Although its cultural impact is undeniable, “La Raza” was considered a fluke in more than one way. It peaked at number 48 in the Billboard Hot 100, and had divided criticism—some thought it was a cash-grab to exploit the gangsta rap fad while others applauded its message. Since the early ‘90s, the power of “La Raza” has faded a bit from the public consciousness; while it regularly makes the list of top West Coast rap songs of all time, it’s rarely spoken about by new artists as a pivotal moment for them.

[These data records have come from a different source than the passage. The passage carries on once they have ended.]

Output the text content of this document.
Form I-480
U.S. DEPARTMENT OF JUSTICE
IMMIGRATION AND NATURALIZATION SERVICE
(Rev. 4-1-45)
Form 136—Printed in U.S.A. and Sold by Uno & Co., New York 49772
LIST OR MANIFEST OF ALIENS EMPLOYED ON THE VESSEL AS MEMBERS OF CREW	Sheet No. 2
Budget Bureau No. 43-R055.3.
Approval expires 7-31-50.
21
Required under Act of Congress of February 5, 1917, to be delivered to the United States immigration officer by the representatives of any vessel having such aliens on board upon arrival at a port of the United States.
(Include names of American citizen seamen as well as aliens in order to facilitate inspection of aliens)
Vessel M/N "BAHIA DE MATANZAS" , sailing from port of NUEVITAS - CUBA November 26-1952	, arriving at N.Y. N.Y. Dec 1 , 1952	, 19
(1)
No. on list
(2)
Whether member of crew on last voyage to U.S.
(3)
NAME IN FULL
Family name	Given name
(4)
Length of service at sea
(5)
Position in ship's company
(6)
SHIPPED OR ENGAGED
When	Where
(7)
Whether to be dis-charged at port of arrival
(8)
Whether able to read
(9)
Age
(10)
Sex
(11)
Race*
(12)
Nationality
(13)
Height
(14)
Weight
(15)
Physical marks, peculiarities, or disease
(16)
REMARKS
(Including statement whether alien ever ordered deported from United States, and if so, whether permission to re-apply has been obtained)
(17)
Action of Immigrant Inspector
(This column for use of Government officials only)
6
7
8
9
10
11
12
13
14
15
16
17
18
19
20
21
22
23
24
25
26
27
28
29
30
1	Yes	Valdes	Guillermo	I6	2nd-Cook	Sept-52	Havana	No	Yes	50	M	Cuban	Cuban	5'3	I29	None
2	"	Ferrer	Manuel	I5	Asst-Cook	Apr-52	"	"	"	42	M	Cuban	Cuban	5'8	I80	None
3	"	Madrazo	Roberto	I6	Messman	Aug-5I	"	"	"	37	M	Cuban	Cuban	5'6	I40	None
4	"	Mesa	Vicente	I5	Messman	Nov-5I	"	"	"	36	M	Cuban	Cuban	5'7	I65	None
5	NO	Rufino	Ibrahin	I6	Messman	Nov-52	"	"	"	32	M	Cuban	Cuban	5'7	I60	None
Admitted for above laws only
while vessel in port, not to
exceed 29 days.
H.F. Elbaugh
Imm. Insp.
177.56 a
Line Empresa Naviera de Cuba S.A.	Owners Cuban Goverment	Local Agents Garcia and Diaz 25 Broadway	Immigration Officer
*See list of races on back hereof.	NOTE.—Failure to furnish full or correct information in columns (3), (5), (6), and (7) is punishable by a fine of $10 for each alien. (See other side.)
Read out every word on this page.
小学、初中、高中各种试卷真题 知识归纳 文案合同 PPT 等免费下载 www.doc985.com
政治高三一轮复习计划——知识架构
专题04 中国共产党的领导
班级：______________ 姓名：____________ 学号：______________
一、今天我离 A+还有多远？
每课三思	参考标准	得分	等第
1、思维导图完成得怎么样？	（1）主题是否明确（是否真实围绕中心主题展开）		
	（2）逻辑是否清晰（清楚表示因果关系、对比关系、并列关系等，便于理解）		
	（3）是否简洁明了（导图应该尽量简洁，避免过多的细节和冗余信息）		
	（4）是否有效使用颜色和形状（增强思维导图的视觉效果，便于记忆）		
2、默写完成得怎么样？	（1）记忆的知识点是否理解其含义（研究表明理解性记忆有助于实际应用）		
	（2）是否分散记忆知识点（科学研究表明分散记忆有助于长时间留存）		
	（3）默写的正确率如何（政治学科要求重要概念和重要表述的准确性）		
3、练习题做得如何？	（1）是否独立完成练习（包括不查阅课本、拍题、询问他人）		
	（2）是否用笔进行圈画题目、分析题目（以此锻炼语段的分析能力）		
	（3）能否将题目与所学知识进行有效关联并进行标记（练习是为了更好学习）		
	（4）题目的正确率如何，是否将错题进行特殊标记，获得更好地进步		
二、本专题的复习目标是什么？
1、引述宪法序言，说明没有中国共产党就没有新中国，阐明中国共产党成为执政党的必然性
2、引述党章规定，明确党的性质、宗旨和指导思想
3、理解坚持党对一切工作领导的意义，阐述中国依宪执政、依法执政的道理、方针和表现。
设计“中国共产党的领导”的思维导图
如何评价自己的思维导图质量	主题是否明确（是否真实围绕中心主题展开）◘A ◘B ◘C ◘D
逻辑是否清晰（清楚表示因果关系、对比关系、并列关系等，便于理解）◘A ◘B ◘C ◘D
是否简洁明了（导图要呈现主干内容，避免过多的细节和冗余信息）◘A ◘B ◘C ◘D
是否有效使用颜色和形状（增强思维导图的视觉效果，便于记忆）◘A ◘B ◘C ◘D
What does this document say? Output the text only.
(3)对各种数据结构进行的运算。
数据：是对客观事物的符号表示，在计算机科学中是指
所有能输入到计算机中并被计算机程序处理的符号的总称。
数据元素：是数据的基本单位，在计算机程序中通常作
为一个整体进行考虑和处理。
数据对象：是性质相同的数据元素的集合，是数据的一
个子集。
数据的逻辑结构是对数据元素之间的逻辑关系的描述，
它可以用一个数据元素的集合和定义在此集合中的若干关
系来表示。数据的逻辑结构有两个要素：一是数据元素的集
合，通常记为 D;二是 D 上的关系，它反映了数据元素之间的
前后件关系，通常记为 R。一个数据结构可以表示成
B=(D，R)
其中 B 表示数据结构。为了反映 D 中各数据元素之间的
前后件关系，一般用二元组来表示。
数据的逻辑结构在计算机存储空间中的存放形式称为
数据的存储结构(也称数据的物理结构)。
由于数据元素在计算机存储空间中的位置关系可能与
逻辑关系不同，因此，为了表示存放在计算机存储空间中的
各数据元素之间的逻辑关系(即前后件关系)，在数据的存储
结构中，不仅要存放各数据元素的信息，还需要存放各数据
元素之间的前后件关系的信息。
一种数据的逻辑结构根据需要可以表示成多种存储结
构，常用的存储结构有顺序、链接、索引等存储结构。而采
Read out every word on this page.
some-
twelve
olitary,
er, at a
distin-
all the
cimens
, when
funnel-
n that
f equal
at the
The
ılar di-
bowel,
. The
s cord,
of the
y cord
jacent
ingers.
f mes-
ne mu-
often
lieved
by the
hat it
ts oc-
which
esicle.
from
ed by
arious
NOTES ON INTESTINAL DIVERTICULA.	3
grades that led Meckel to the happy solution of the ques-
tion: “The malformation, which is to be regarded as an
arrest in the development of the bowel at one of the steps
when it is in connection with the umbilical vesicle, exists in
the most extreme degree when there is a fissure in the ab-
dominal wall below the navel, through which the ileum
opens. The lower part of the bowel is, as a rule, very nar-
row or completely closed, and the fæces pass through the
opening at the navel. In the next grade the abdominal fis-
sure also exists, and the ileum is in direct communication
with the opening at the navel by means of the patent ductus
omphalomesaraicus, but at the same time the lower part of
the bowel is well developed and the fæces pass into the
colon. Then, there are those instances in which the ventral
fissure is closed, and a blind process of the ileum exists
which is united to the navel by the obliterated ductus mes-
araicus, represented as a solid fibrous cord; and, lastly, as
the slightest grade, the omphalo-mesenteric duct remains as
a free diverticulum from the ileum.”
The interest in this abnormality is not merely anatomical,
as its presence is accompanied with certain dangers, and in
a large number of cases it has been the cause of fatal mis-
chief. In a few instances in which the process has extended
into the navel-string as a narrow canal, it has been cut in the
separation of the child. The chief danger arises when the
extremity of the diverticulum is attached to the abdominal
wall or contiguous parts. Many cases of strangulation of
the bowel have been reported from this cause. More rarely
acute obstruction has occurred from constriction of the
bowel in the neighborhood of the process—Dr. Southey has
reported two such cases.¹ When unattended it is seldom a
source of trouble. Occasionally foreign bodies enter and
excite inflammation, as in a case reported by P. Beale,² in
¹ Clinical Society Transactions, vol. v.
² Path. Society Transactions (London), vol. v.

That hasn’t stopped Molina from pursuing his vision. Dropping the “Kid” from his name, Frost signed to Eazy E’s Ruthless Records, honing his approach with every subsequent record. He’s also maintained a parallel career as an actor of low budget action films like Gunmen, Dope Case Pending, and A Lowrider Spring Break En San Quilmas. In 2016, he was diagnosed with cancer but has since recovered and kept busy to this day. His son, Scoop DeVille, also keeps his legacy alive. DeVille has a stellar career of his own as a producer, most notably for the Grammy-nominated track “Poetic Justice” by Kendrick Lamar, as well as his work with legends like Snoop Dogg and Nipsey Hustle, among others. He appears in the video for “La Raza,” cradled in Frost’s arms.
“La Raza” gave Frost’s Latinx experience a gravitas through language, altering the DNA of rap’s prime weapon. It broke barriers within Latinx communities and reaffirmed their place in hip-hop history. Seeing how major a cultural shift it signified, “La Raza” needs more props.